1. Fold your yoke in half at the neckline, such that you have both halves of your yoke together. You now have a shoulder strap and then the yoke falling neatly down, such that you can measure it.
2. Measure the yoke down from the shoulder blades (straps) to the bottom of the yoke. This is the length of your yoke
3. The above measurement is also the round armhole measurement
4. I would suggest that you check round armhole measurement as the measure you need, ensuring that you are also getting the round chest measure at the same time.
5. Your Round Chest or Across Front measure is the measurement from the right hand side to the left hand side of your work. You will double (or multiply by 2) this Across Front measure to check if you have the round chest measurement for the child you’re making this dress for
6. As I always say, the best way to ensure you’re doing this just right (especially if you’re doing it for the first time), is to keep a well fitting garment of the child you are making this dress for as a template to work off.
Now once you’re done with your yoke, I’d suggest we work in rounds, if you have not already started working in rounds before this.
On the last round, we will need to create our armhole, so let’s get that last round written down, shall we?
Last Yoke Round : dc in the 1st dc and in each dc till the 1st ch-sp ;
sk all sts between the 1st and 2nd ch-sp (which now forms the 1st armhole) ;
and dc in the next dc (which will be your front yoke) ;
dc in each dc all the way to your 3rd ch-sp (which is the end of your front yoke) ;
sk all sts between the 3rd and 4th ch-sp (which will be the next armhole) ;
dc in each dc till end.
Now before you head off.. count your stitches as we need multiples of 10 for the skirt portion.
Please also read skirt instructions before you work any further.
We will now work in rounds here on.
If you are deciding to change colours, please re-attach new coloured yarn.
Though it does not matter where you start your new colour from, I always find that it is neatest if you join it at the centre back.
PLEASE read through till * below BEFORE you attach your yarn, whether you’re changing your yarn color or not.
Our stitch count for the skirt section is in multiples 10, so ensure you have it in these multiples, or tweak it such that you get a multiple of 10
* Now here’s where this gets a little tricky, and this is mainly because we have this pretty big number as a stitch count / pattern repeat.
So here’s what I suggest before you join your yarn.
1. Count your stitches from one side to the other and ensure that you have multiples of 10.
2. For the skirt portion, you remember our chat a little earlier, about how we’re going to section off our armholes. So check that little note (above) again, and mark off your armholes.
3. If you are running short of just a few sts for the skirt, then you could always add them as a small chain or extra dc’s under the armhole i.e in that ch-sp just before you join your armholes. So this means that in your last row, calculate how many stitches you are running short of, and add them as a chain under the armhole, between the two ch-sps that are the armholes.
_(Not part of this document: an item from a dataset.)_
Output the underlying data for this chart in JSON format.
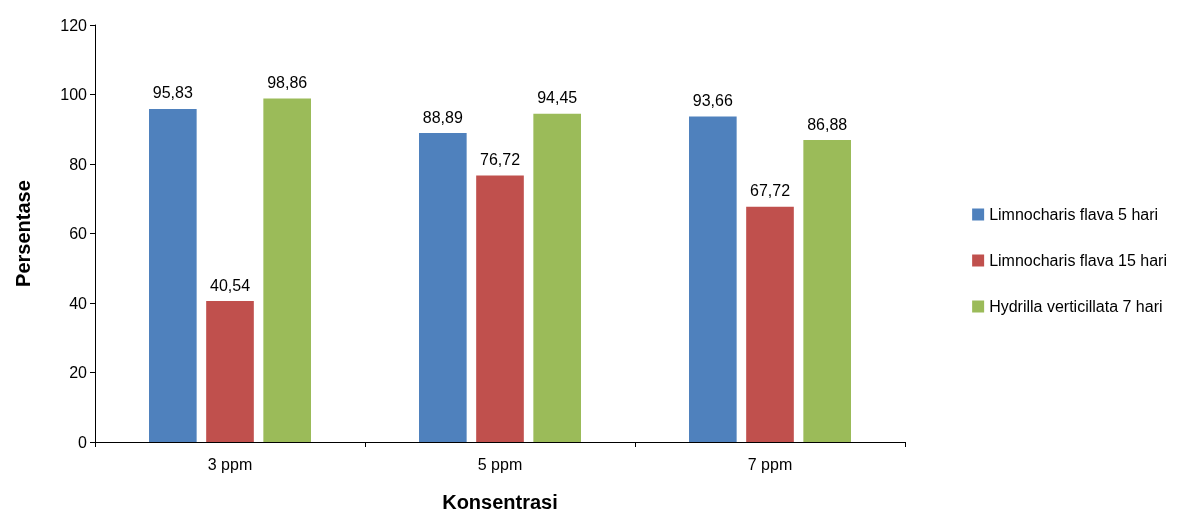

Now this is basically an “A”-line dress, and personally I feel that dresses of this shape look lovely on slightly older kids.
I was not sure how it would work on a little baby girl – and decide that I am right, and that I want more of a ‘flared’ effect. So I just added some flare.
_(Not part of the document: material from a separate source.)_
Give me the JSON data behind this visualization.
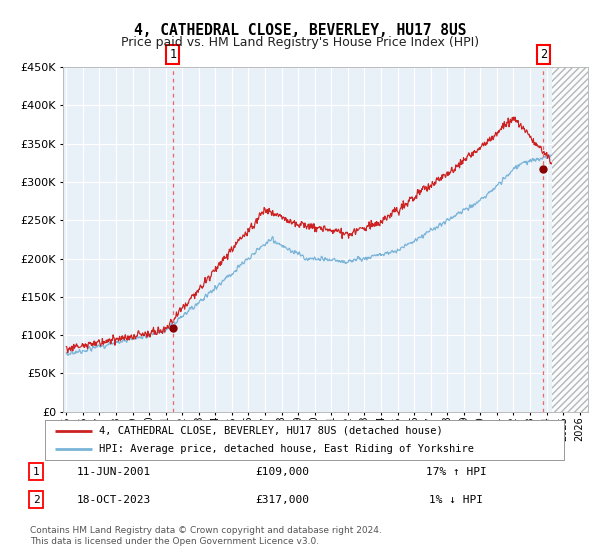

So, if you too if you want this pattern to flare out even more, then you need to go right back to Round 1 of the skirt, and add extra sts there, ensuring that you keep the stitch count (multiples), of course.
I have decided to add a second color for every alternate pattern row – but the original pattern, done all in the same colour looks swell too.
Right, you have your work cut out for you.
Re-attach your yarn as suggested, and let’s carry on.
Skirt instructions :
Round 1 : dc in the 1st 2 sts ;
*{ch 1, sk next 3 sts, dc in the next st ;
ch 3, dc in the same dc} ;
(ch 1, sk next 3 sts, dc in the next 3 sts)* ;
rep *to* all around ;
ch 1, sk next 3 sts, dc in the next st ;
and join with a sl-st to the 1st st.
Round 2 : dc in the 1st dc ;
*ch 1, 7 dc in the next ch-3 sp ;
ch 1, sk next 2 dc, dc in the next dc* ;
rep *to* all around ;
and join with a sl-st to the 1st dc.